I moved into my dorm at Tufts in a distinctly haphazard way. I say distinct, because I think most college freshmen approach move-in day the same way I did: with that unique attitude of jittery enthusiasm which is ultimately responsible for the chaos of the transition. For most first-year students, the move to college is the first big step away from home, and the prospect of creating a new life and a new home at university is, well, pretty exciting.
Things get messy. Cars, minivans, and rent-a-trailers packed with boxes upon boxes of clothes, towels, and bed linens line campus streets. Televisions, laundry hampers, and miniature ironing boards are stuffed into every nook and cranny of trunk space. And these are just the ‘essentials’. What about all the posters, rugs, lamps, books, DVDs, photo frames, and other miscellaneous personal items that go along with creating a comfortable living space? As we go through the transition of moving from house to dorm, we bring as much of our homes with us as we can physically fit into a given number of plastic bags and cardboard boxes. We seem to think that by surrounding ourselves with the physical manifestations of our past lifestyles, our dorm rooms will somehow transform into small-scale versions our old living environments. Why do we do this? Is it really possible to condense our old concept of home into a 12’ x 15′ dorm space?

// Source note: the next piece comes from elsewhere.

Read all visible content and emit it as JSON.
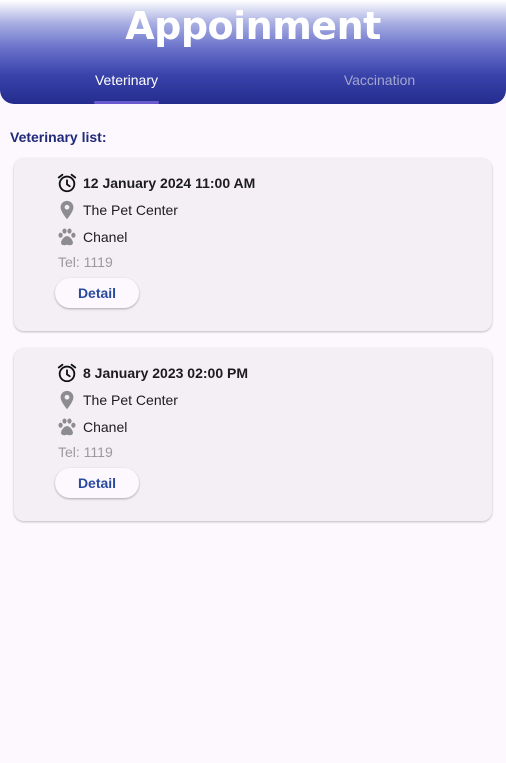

To a certain extent, I guess it is. I’ve got all the things I could ever need to feel comfortable here. Photo collection of friends and family? Check. Childhood teddy bear? Check. Abundant and steady supply of Nutella and peanut butter? Check. Kind of unnecessary but totally adorable French bulldog themed calendar that makes my desk an infinitely happier place? A definite check. But despite these little fragments of familiarity, establishing a feeling of home in the dorm is still a work in progress for me. This is not to say that there is a void of any feeling of comfort or security in this new lifestyle, it’s just that everything that once constituted what a home can mean has sort of shifted beneath my feet.
My roommate and I were talking the other day about how strange it was not to be able to come home after a long day of classes and collapse for a short nap on the family sofa or casually amble downstairs on a weekend morning and peruse through the newspaper at the breakfast table. We agreed that dorm life is not and will never be the same as living in a house with a family. The concept of property is different. Could you imagine your parents inviting guests over to sit and socialize on the bed for a bit before they served dinner? Sounds odd enough, but it’s exactly what we do here. Our living spaces aren’t really designed for a lot of the usual activities we do at home (like having guests over) so we try to come up with the most creative alternatives to make up for the changes. As a result, public domain merges with private. Our beds become coffee tables, and our desks become kitchen countertops. The concept of privacy in college dorms is different too. Ever attempted to take a nap in college? Try it; I guarantee it will be the most unsuccessful nap of your life. And all this time you thought that napping was a relatively fail-proof activity. Think again, college freshman. The singular space of your room at home is now part of a bigger picture— your “quiet time” and privacy depends on the moods and activities of the greater space.
However, despite the aspects of comfort that are lost during the college shift, I think dorm life adds a new dimension to the concept of home— one that’s perhaps more open, more sharing, and, as I’m sure most would agree, more fun. I love the communal atmosphere of my hall down in Tilton. The doors of my hall-mates’ rooms are almost always open, and the common room is perpetually buzzing with activity. There’s a certain liveliness and unpredictability to the place that I find completely exciting. While the implications of this, of course, can be dangerous—the home/school division that was so clearly defined in high school has now become blurred, and our decisions as individuals, students, and social college kids, have more weight than they’ve ever had before— I think dorm life prepares us better for change. Through the unpredictability of dorm life, we develop a readiness for change that allows us to better adapt to the impromptu nature of campus life. This helps us deal with the shift from the set schedule of high school life—the 7:00 am alarm, the 8:30-3:30 classes, and the afterschool activities— to the open, flexible schedule of college life.
So perhaps the move from house to dorm not only produces a change in lifestyle, but also fosters a change in mentality too. Maybe this is why dorm life is seen as such an integral part of the overall college experience: because it causes us to, dare I say it, mature in ways we never could at home. So as our freshman class settles down and becomes accustomed to the transition at hand, allow us to embrace the changes in our living spaces; lifestyles; mindsets; whatever, and eventually come to call Tufts home.